Ese, el del patriotismo constitucional, es justo “el país que nunca fue”, como rezaba el subtítulo de La España vacía (Turner). Que nunca fue o que lo fue solo un poquito, de milagro. Es en el nuevo libro de Sergio del Molino, Contra la España vacía (Alfaguara), donde reencuentro el patriotismo constitucional. El autor lo trae con un ánimo que me parece viejo. Pero el viejo soy yo (y además estoy gordo: más que Kate Winslet).

Todo lo que dice Del Molino es correcto. El libro es más rico, más complejo: se ocupa también de otros asuntos. Por ejemplo, el de la repoblación y el de la vuelta al pueblo, que él puso de moda con La España vacía, en direcciones con las que es crítico. Pero el eje es la disgregación de España, su (orteguiana) falta de vertebración, la incomunicación creciente, la volatilización de esos mitos y ficciones que sostienen una comunidad.
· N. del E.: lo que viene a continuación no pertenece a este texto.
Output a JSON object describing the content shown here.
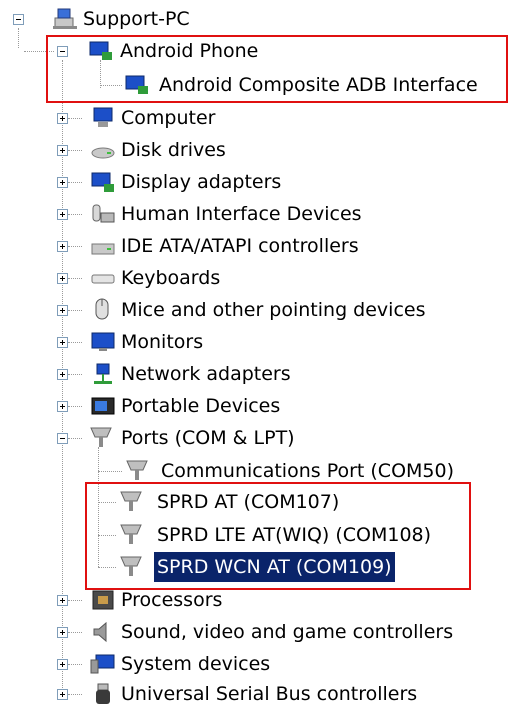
{
  "tree": {
    "root": {
      "label": "Support-PC",
      "icon": "computer-network-icon"
    },
    "android": {
      "label": "Android Phone",
      "icon": "phone-icon",
      "child": {
        "label": "Android Composite ADB Interface",
        "icon": "adb-device-icon"
      }
    },
    "categories": [
      {
        "label": "Computer",
        "icon": "computer-icon"
      },
      {
        "label": "Disk drives",
        "icon": "disk-drive-icon"
      },
      {
        "label": "Display adapters",
        "icon": "display-adapter-icon"
      },
      {
        "label": "Human Interface Devices",
        "icon": "hid-icon"
      },
      {
        "label": "IDE ATA/ATAPI controllers",
        "icon": "ide-controller-icon"
      },
      {
        "label": "Keyboards",
        "icon": "keyboard-icon"
      },
      {
        "label": "Mice and other pointing devices",
        "icon": "mouse-icon"
      },
      {
        "label": "Monitors",
        "icon": "monitor-icon"
      },
      {
        "label": "Network adapters",
        "icon": "network-adapter-icon"
      },
      {
        "label": "Portable Devices",
        "icon": "portable-device-icon"
      }
    ],
    "ports": {
      "label": "Ports (COM & LPT)",
      "icon": "port-icon",
      "children": [
        {
          "label": "Communications Port (COM50)",
          "icon": "port-icon"
        },
        {
          "label": "SPRD AT (COM107)",
          "icon": "port-icon"
        },
        {
          "label": "SPRD LTE AT(WIQ) (COM108)",
          "icon": "port-icon"
        },
        {
          "label": "SPRD WCN AT (COM109)",
          "icon": "port-icon",
          "selected": true
        }
      ]
    },
    "after": [
      {
        "label": "Processors",
        "icon": "processor-icon"
      },
      {
        "label": "Sound, video and game controllers",
        "icon": "speaker-icon"
      },
      {
        "label": "System devices",
        "icon": "system-devices-icon"
      },
      {
        "label": "Universal Serial Bus controllers",
        "icon": "usb-icon"
      }
    ]
  },
  "colors": {
    "highlight_box": "#e01010",
    "selection_bg": "#0a246a"
  }
}
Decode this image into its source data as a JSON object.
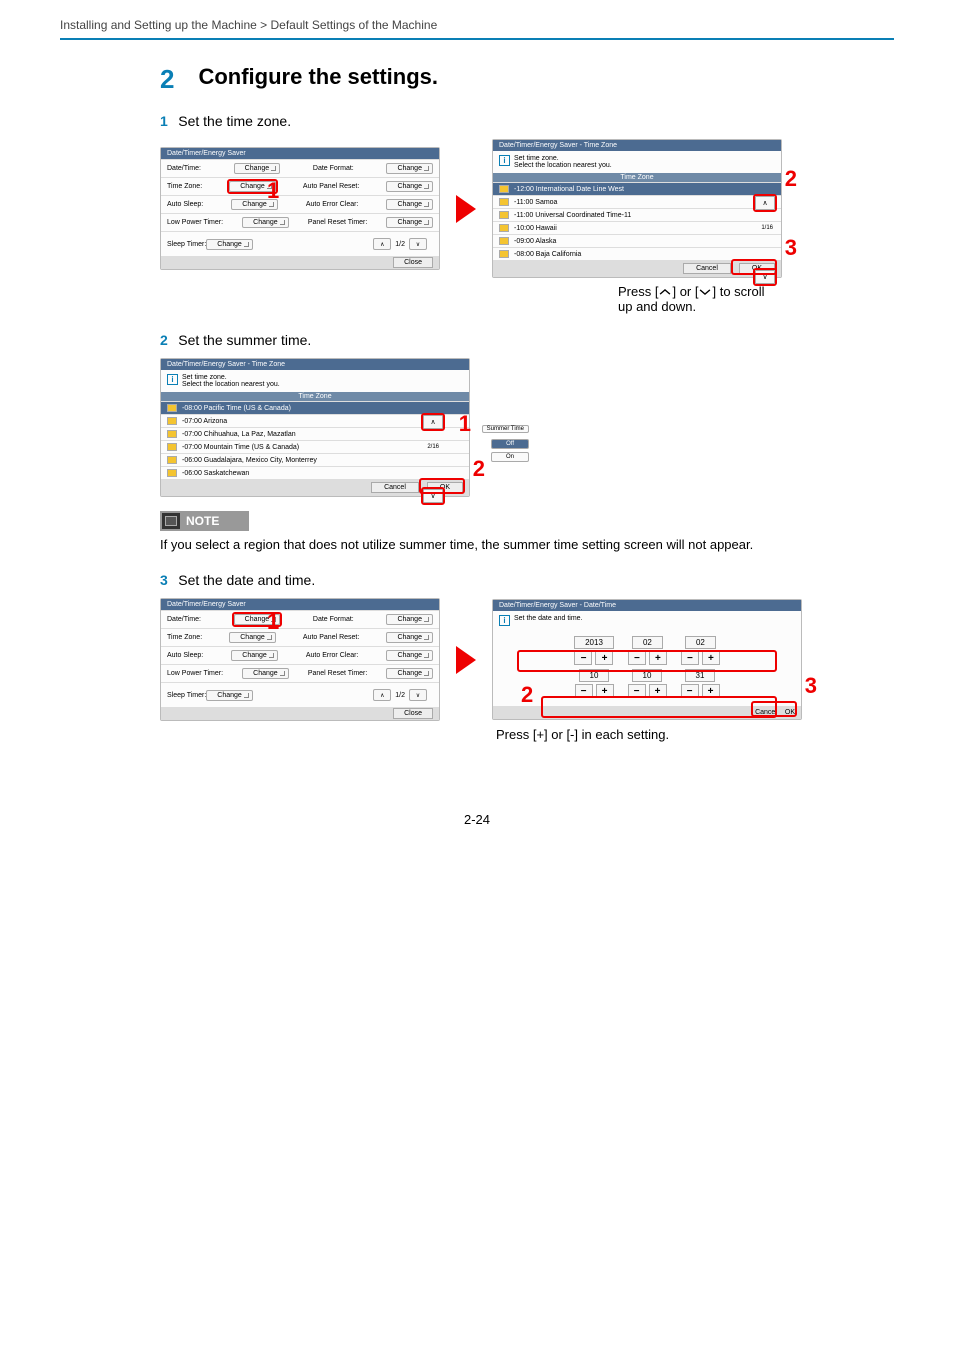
{
  "breadcrumb": "Installing and Setting up the Machine > Default Settings of the Machine",
  "step": {
    "number": "2",
    "title": "Configure the settings."
  },
  "sub1": {
    "num": "1",
    "text": "Set the time zone."
  },
  "sub2": {
    "num": "2",
    "text": "Set the summer time."
  },
  "sub3": {
    "num": "3",
    "text": "Set the date and time."
  },
  "panelA": {
    "title": "Date/Timer/Energy Saver",
    "btn": "Change",
    "rows": [
      {
        "l": "Date/Time:",
        "r": "Date Format:"
      },
      {
        "l": "Time Zone:",
        "r": "Auto Panel Reset:"
      },
      {
        "l": "Auto Sleep:",
        "r": "Auto Error Clear:"
      },
      {
        "l": "Low Power Timer:",
        "r": "Panel Reset Timer:"
      },
      {
        "l": "Sleep Timer:",
        "r": ""
      }
    ],
    "pager": "1/2",
    "close": "Close"
  },
  "panelB": {
    "title": "Date/Timer/Energy Saver - Time Zone",
    "info1": "Set time zone.",
    "info2": "Select the location nearest you.",
    "listhead": "Time Zone",
    "rows": [
      "-12:00 International Date Line West",
      "-11:00 Samoa",
      "-11:00 Universal Coordinated Time-11",
      "-10:00 Hawaii",
      "-09:00 Alaska",
      "-08:00 Baja California"
    ],
    "page": "1/16",
    "cancel": "Cancel",
    "ok": "OK"
  },
  "panelC": {
    "title": "Date/Timer/Energy Saver - Time Zone",
    "info1": "Set time zone.",
    "info2": "Select the location nearest you.",
    "listhead": "Time Zone",
    "rows": [
      "-08:00 Pacific Time (US & Canada)",
      "-07:00 Arizona",
      "-07:00 Chihuahua, La Paz, Mazatlan",
      "-07:00 Mountain Time (US & Canada)",
      "-06:00 Guadalajara, Mexico City, Monterrey",
      "-06:00 Saskatchewan"
    ],
    "page": "2/16",
    "st_label": "Summer Time",
    "off": "Off",
    "on": "On",
    "cancel": "Cancel",
    "ok": "OK"
  },
  "panelD": {
    "title": "Date/Timer/Energy Saver - Date/Time",
    "info": "Set the date and time.",
    "year": "2013",
    "month": "02",
    "day": "02",
    "hour": "10",
    "minute": "10",
    "second": "31",
    "cancel": "Cancel",
    "ok": "OK"
  },
  "hint": {
    "prefix": "Press [",
    "mid": "] or [",
    "suffix": "] to scroll up and down."
  },
  "note": {
    "label": "NOTE",
    "body": "If you select a region that does not utilize summer time, the summer time setting screen will not appear."
  },
  "hint3": "Press [+] or [-] in each setting.",
  "pagenum": "2-24",
  "marks": {
    "one": "1",
    "two": "2",
    "three": "3"
  }
}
Del Molino vuelve a explicar las verdades que a algunos ya nos cansan, tras tantas refriegas; pero en las que hay que insistir: el logro político que supuso la Transición, que convirtió a España en una democracia; la falsedad de los agravios nacionalistas, su empecinamiento fanático; el cacao de nuestra izquierda con Franco y la República, su repulsión por los símbolos nacionales...

Entre todos los argumentos en favor de España hay uno transparente, tan transparente que no se ve: su ventaja es que ya existe, no hay que crearla. El fregado de la “construcción nacional” ya pasó. Los españoles de hoy tenemos la fortuna de habérnoslo ahorrado. “Lo que me importa”, dice Del Molino, “es el país, no cómo ha llegado a serlo”. Solo hay una pregunta real: “¿aceptamos que la historia no se puede corregir y que los cuarenta y siete millones de españoles viven en un aquí y un ahora y que solo ese aquí y ese ahora es el objeto de discusión?”.

Pero, aunque Del Molino le pone calor, el patriotismo constitucional es frío. Y se ha probado que impotente, cuando en el lomo se le suben tigres. La auténtica épica española es la elegancia con la que ha aguantado cuatro décadas frente a los impresentables nacionalismos catalán y vasco sin segregar (dijeran lo que dijeran) un nacionalismo español. 

Pero ya lo ha segregado también, con Vox. El patriotismo constitucional ha sido derrotado. Era lo fino y lo difícil: un lujo exquisito. Ya no hay nada que hacer.